Does anyone fancy an EU taxpayer-funded trip to sample some Belgian waffles?

An interesting story grabbed our attention this morning, namely that MEPs have been spending millions of taxpayer pounds on “study trips” to Brussels and Strasbourg for their party activists. These trips, which are eligible for generous EU subsidies, feature in a rather harrowing recent review of the European Parliament’s £1.3 billion-a-year spending by its Committee on Budgetary Control.

Amazingly these subsidies don’t require receipts, so there’s little accountability of where the EU taxpayers' cash has actually disappeared to. The condition for these trips, for which travel and accommodation can be reclaimed, is that participants spend a mere 90 minutes at the European Parliament, leaving them the remaining time to explore the delights of Belgian beer and the Grand Place.

According to the report in the Daily Mail this morning, thirty British MEPs claimed for these trips in the first seven months after they were elected in May 2014 – at a total cost of £149,324 for 863 visitors, which works out at just over £173 per person. This, along with other questionable spending choices highlighted by the Committee, has been condemned by auditors as risking the reputation of the Parliament, especially due to the lack of a paper trail when it comes to reclaiming the funds.

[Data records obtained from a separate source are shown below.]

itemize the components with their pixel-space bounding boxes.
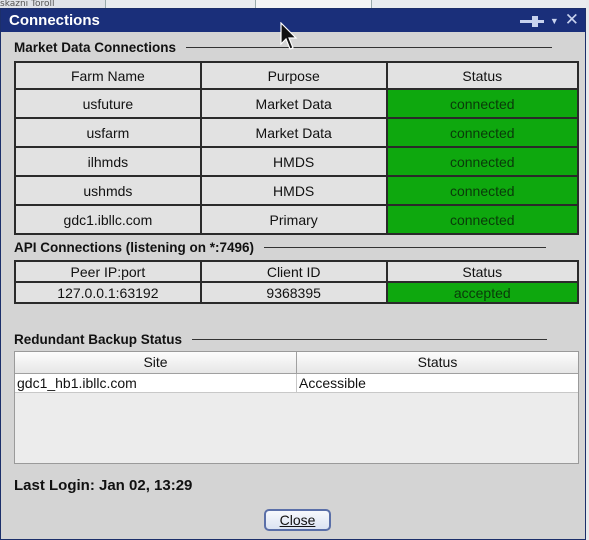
backup-status-table[interactable]: Site Status gdc1_hb1.ibllc.com Accessibl… xyxy=(14,351,579,464)
table-row[interactable]: usfarm Market Data connected xyxy=(14,117,580,148)
market-data-header-row: Farm Name Purpose Status xyxy=(14,61,580,90)
purpose-cell: Market Data xyxy=(199,117,388,148)
backup-section-header: Redundant Backup Status xyxy=(14,331,548,348)
close-icon[interactable]: ✕ xyxy=(565,12,579,29)
close-button[interactable]: Close xyxy=(264,509,331,531)
purpose-cell: Market Data xyxy=(199,88,388,119)
dialog-title: Connections xyxy=(9,12,100,29)
column-header-client-id: Client ID xyxy=(199,260,388,283)
market-data-table: Farm Name Purpose Status usfuture Market… xyxy=(14,61,580,235)
close-button-label: Close xyxy=(279,512,316,528)
api-section-header: API Connections (listening on *:7496) xyxy=(14,239,547,256)
table-row[interactable]: gdc1_hb1.ibllc.com Accessible xyxy=(15,374,578,393)
farm-name-cell: gdc1.ibllc.com xyxy=(14,204,202,235)
column-header-site[interactable]: Site xyxy=(15,352,297,373)
connections-dialog: Connections ▼ ✕ Market Data Connections … xyxy=(0,8,586,540)
status-cell: connected xyxy=(385,175,580,206)
purpose-cell: Primary xyxy=(199,204,388,235)
status-cell: connected xyxy=(385,146,580,177)
farm-name-cell: ushmds xyxy=(14,175,202,206)
farm-name-cell: usfuture xyxy=(14,88,202,119)
column-header-farm-name: Farm Name xyxy=(14,61,202,90)
backup-header-row: Site Status xyxy=(15,352,578,374)
table-row[interactable]: 127.0.0.1:63192 9368395 accepted xyxy=(14,281,580,304)
section-divider xyxy=(264,247,547,248)
mouse-cursor-icon xyxy=(280,22,298,50)
column-header-purpose: Purpose xyxy=(199,61,388,90)
table-row[interactable]: ilhmds HMDS connected xyxy=(14,146,580,177)
section-divider xyxy=(186,47,553,48)
api-section-title: API Connections (listening on *:7496) xyxy=(14,240,255,255)
column-header-status[interactable]: Status xyxy=(297,352,578,373)
site-cell: gdc1_hb1.ibllc.com xyxy=(15,374,297,392)
peer-cell: 127.0.0.1:63192 xyxy=(14,281,202,304)
status-cell: connected xyxy=(385,117,580,148)
api-header-row: Peer IP:port Client ID Status xyxy=(14,260,580,283)
column-header-status: Status xyxy=(385,61,580,90)
table-row[interactable]: usfuture Market Data connected xyxy=(14,88,580,119)
status-cell: accepted xyxy=(385,281,580,304)
status-cell: Accessible xyxy=(299,375,366,391)
market-data-section-title: Market Data Connections xyxy=(14,40,177,55)
title-bar-controls: ▼ ✕ xyxy=(519,11,579,30)
status-cell: connected xyxy=(385,88,580,119)
status-cell: connected xyxy=(385,204,580,235)
farm-name-cell: usfarm xyxy=(14,117,202,148)
table-row[interactable]: ushmds HMDS connected xyxy=(14,175,580,206)
backup-section-title: Redundant Backup Status xyxy=(14,332,183,347)
pin-icon[interactable] xyxy=(519,15,544,27)
chevron-down-icon[interactable]: ▼ xyxy=(550,15,559,27)
column-header-peer: Peer IP:port xyxy=(14,260,202,283)
api-connections-table: Peer IP:port Client ID Status 127.0.0.1:… xyxy=(14,260,580,304)
farm-name-cell: ilhmds xyxy=(14,146,202,177)
section-divider xyxy=(192,339,548,340)
column-header-status: Status xyxy=(385,260,580,283)
client-id-cell: 9368395 xyxy=(199,281,388,304)
purpose-cell: HMDS xyxy=(199,175,388,206)
purpose-cell: HMDS xyxy=(199,146,388,177)
last-login-text: Last Login: Jan 02, 13:29 xyxy=(14,477,193,494)
table-row[interactable]: gdc1.ibllc.com Primary connected xyxy=(14,204,580,235)
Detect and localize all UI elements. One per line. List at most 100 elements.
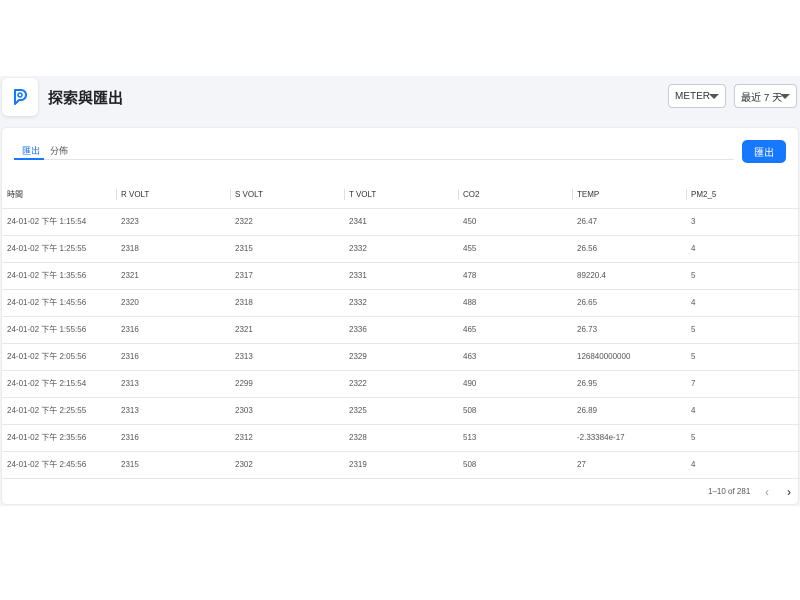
table-row[interactable]: 24-01-02 下午 1:25:55 2318 2315 2332 455 26.56 4 (2, 235, 800, 263)
table-cell: 2323 (116, 208, 230, 236)
table-row[interactable]: 24-01-02 下午 2:15:54 2313 2299 2322 490 26.95 7 (2, 370, 800, 398)
time-range-select-value: 最近 7 天 (741, 92, 783, 104)
table-row[interactable]: 24-01-02 下午 1:55:56 2316 2321 2336 465 26.73 5 (2, 316, 800, 344)
chevron-left-icon[interactable]: ‹ (760, 485, 774, 499)
table-cell: 26.89 (572, 397, 686, 425)
column-header[interactable]: S VOLT (230, 181, 344, 209)
table-cell: 2299 (230, 370, 344, 398)
chevron-right-icon[interactable]: › (782, 485, 796, 499)
pagination: 1–10 of 281 ‹ › (2, 484, 798, 500)
table-cell: 24-01-02 下午 2:25:55 (2, 397, 116, 425)
tab-bar: 匯出 分佈 (14, 142, 734, 160)
table-cell: 2316 (116, 343, 230, 371)
table-cell: 465 (458, 316, 572, 344)
table-cell: 2322 (230, 208, 344, 236)
table-cell: 2328 (344, 424, 458, 452)
table-cell: 24-01-02 下午 2:15:54 (2, 370, 116, 398)
table-cell: 24-01-02 下午 2:45:56 (2, 451, 116, 479)
table-cell: 2320 (116, 289, 230, 317)
column-separator[interactable] (116, 189, 117, 200)
data-card: 匯出 分佈 匯出 時間 R VOLT S VOLT T VOLT CO2 TEMP PM2_… (2, 128, 800, 504)
table-cell: -2.33384e-17 (572, 424, 686, 452)
table-cell: 2316 (116, 316, 230, 344)
table-cell: 2303 (230, 397, 344, 425)
table-cell: 2315 (230, 235, 344, 263)
page-header: 探索與匯出 METER 最近 7 天 (0, 76, 800, 124)
table-cell: 5 (686, 316, 800, 344)
table-cell: 478 (458, 262, 572, 290)
meter-select-value: METER (675, 90, 710, 102)
table-cell: 2318 (116, 235, 230, 263)
table-cell: 508 (458, 451, 572, 479)
table-cell: 24-01-02 下午 1:25:55 (2, 235, 116, 263)
table-cell: 5 (686, 424, 800, 452)
table-cell: 450 (458, 208, 572, 236)
table-row[interactable]: 24-01-02 下午 1:15:54 2323 2322 2341 450 26.47 3 (2, 208, 800, 236)
column-separator[interactable] (230, 189, 231, 200)
table-cell: 26.56 (572, 235, 686, 263)
table-cell: 2316 (116, 424, 230, 452)
table-cell: 27 (572, 451, 686, 479)
table-cell: 2329 (344, 343, 458, 371)
table-cell: 2321 (116, 262, 230, 290)
table-cell: 2317 (230, 262, 344, 290)
time-range-select[interactable]: 最近 7 天 (734, 84, 797, 108)
table-cell: 2313 (116, 397, 230, 425)
table-row[interactable]: 24-01-02 下午 2:25:55 2313 2303 2325 508 26.89 4 (2, 397, 800, 425)
column-header-label: CO2 (463, 189, 480, 199)
table-cell: 2332 (344, 289, 458, 317)
active-tab-indicator (14, 158, 44, 160)
table-cell: 126840000000 (572, 343, 686, 371)
table-cell: 26.47 (572, 208, 686, 236)
column-header[interactable]: TEMP (572, 181, 686, 209)
table-cell: 24-01-02 下午 2:05:56 (2, 343, 116, 371)
meter-select[interactable]: METER (668, 84, 726, 108)
table-row[interactable]: 24-01-02 下午 2:35:56 2316 2312 2328 513 -2.333… (2, 424, 800, 452)
table-cell: 24-01-02 下午 1:55:56 (2, 316, 116, 344)
table-cell: 26.65 (572, 289, 686, 317)
table-cell: 2341 (344, 208, 458, 236)
column-header[interactable]: CO2 (458, 181, 572, 209)
table-cell: 24-01-02 下午 1:45:56 (2, 289, 116, 317)
table-cell: 24-01-02 下午 1:35:56 (2, 262, 116, 290)
table-cell: 455 (458, 235, 572, 263)
table-cell: 2331 (344, 262, 458, 290)
export-button[interactable]: 匯出 (742, 140, 786, 163)
table-row[interactable]: 24-01-02 下午 1:35:56 2321 2317 2331 478 89220.… (2, 262, 800, 290)
column-header-label: TEMP (577, 189, 600, 199)
table-cell: 2336 (344, 316, 458, 344)
table-cell: 5 (686, 343, 800, 371)
table-cell: 488 (458, 289, 572, 317)
table-cell: 7 (686, 370, 800, 398)
table-cell: 2312 (230, 424, 344, 452)
table-cell: 513 (458, 424, 572, 452)
column-separator[interactable] (344, 189, 345, 200)
table-cell: 2332 (344, 235, 458, 263)
table-row[interactable]: 24-01-02 下午 2:05:56 2316 2313 2329 463 126840… (2, 343, 800, 371)
caret-down-icon (709, 94, 719, 99)
column-header-label: PM2_5 (691, 189, 717, 199)
column-header[interactable]: T VOLT (344, 181, 458, 209)
table-cell: 2313 (230, 343, 344, 371)
table-row[interactable]: 24-01-02 下午 1:45:56 2320 2318 2332 488 26.65 4 (2, 289, 800, 317)
table-cell: 4 (686, 235, 800, 263)
table-row[interactable]: 24-01-02 下午 2:45:56 2315 2302 2319 508 27 4 (2, 451, 800, 479)
column-separator[interactable] (458, 189, 459, 200)
column-header-label: R VOLT (121, 189, 150, 199)
column-separator[interactable] (572, 189, 573, 200)
column-separator[interactable] (686, 189, 687, 200)
table-cell: 26.73 (572, 316, 686, 344)
pagination-range: 1–10 of 281 (708, 487, 751, 496)
table-cell: 4 (686, 397, 800, 425)
column-header-label: S VOLT (235, 189, 263, 199)
table-body: 24-01-02 下午 1:15:54 2323 2322 2341 450 26.47 3… (2, 208, 800, 479)
column-header[interactable]: PM2_5 (686, 181, 800, 209)
app-logo[interactable] (2, 78, 38, 116)
tab-export[interactable]: 匯出 (22, 144, 40, 157)
column-header[interactable]: R VOLT (116, 181, 230, 209)
app-container: 探索與匯出 METER 最近 7 天 匯出 分佈 匯出 時間 R VOLT S VO… (0, 76, 800, 506)
table-cell: 2318 (230, 289, 344, 317)
table-cell: 2322 (344, 370, 458, 398)
column-header[interactable]: 時間 (2, 181, 116, 209)
tab-distribution[interactable]: 分佈 (50, 144, 68, 157)
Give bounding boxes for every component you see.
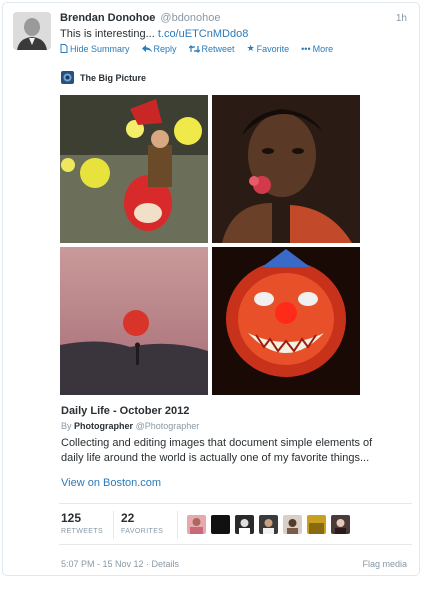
photo-portrait[interactable]: [212, 95, 360, 243]
favoriter-avatars: [187, 515, 350, 534]
ellipsis-icon: •••: [301, 43, 311, 54]
stats-separator: [113, 511, 114, 539]
tweet-meta: 5:07 PM - 15 Nov 12 · Details: [61, 559, 179, 569]
tweet-card: Brendan Donohoe @bdonohoe 1h This is int…: [2, 2, 420, 576]
avatar[interactable]: [187, 515, 206, 534]
more-button[interactable]: ••• More: [301, 43, 333, 54]
tweet-body: This is interesting...: [60, 28, 158, 40]
avatar[interactable]: [307, 515, 326, 534]
stats-divider-bottom: [59, 544, 412, 545]
tweet-time[interactable]: 1h: [396, 13, 407, 24]
flag-media-link[interactable]: Flag media: [362, 559, 407, 569]
card-byline: By Photographer @Photographer: [61, 421, 199, 431]
reply-button[interactable]: Reply: [141, 43, 177, 54]
meta-separator: ·: [143, 559, 152, 569]
card-description: Collecting and editing images that docum…: [61, 437, 373, 464]
star-icon: ★: [246, 43, 255, 53]
photo-playground[interactable]: [60, 95, 208, 243]
reply-arrow-icon: [141, 44, 152, 52]
retweet-button[interactable]: Retweet: [188, 43, 235, 54]
source-name: The Big Picture: [80, 72, 147, 83]
favorite-label: Favorite: [256, 43, 290, 54]
retweet-label: Retweet: [201, 43, 235, 54]
avatar[interactable]: [259, 515, 278, 534]
photo-sunset[interactable]: [60, 247, 208, 395]
avatar[interactable]: [235, 515, 254, 534]
avatar[interactable]: [331, 515, 350, 534]
byline-prefix: By: [61, 421, 72, 431]
more-label: More: [312, 43, 334, 54]
hide-summary-label: Hide Summary: [70, 43, 130, 54]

Meanwhile in the European Parliament MEPs have been complaining about the lack of mineral water in their meeting rooms and spending over £700,000 on an awards ceremony celebrating pro-EU films. It really does beggar belief, and it’s about time MEPs learned that the money we hand over doesn’t grow on trees; it’s taken out of the pockets of taxpayers across Europe who expect it to be spent reasonably, sensibly and proportionally, not on whimsical cross-European jollies for party faithfuls and friends.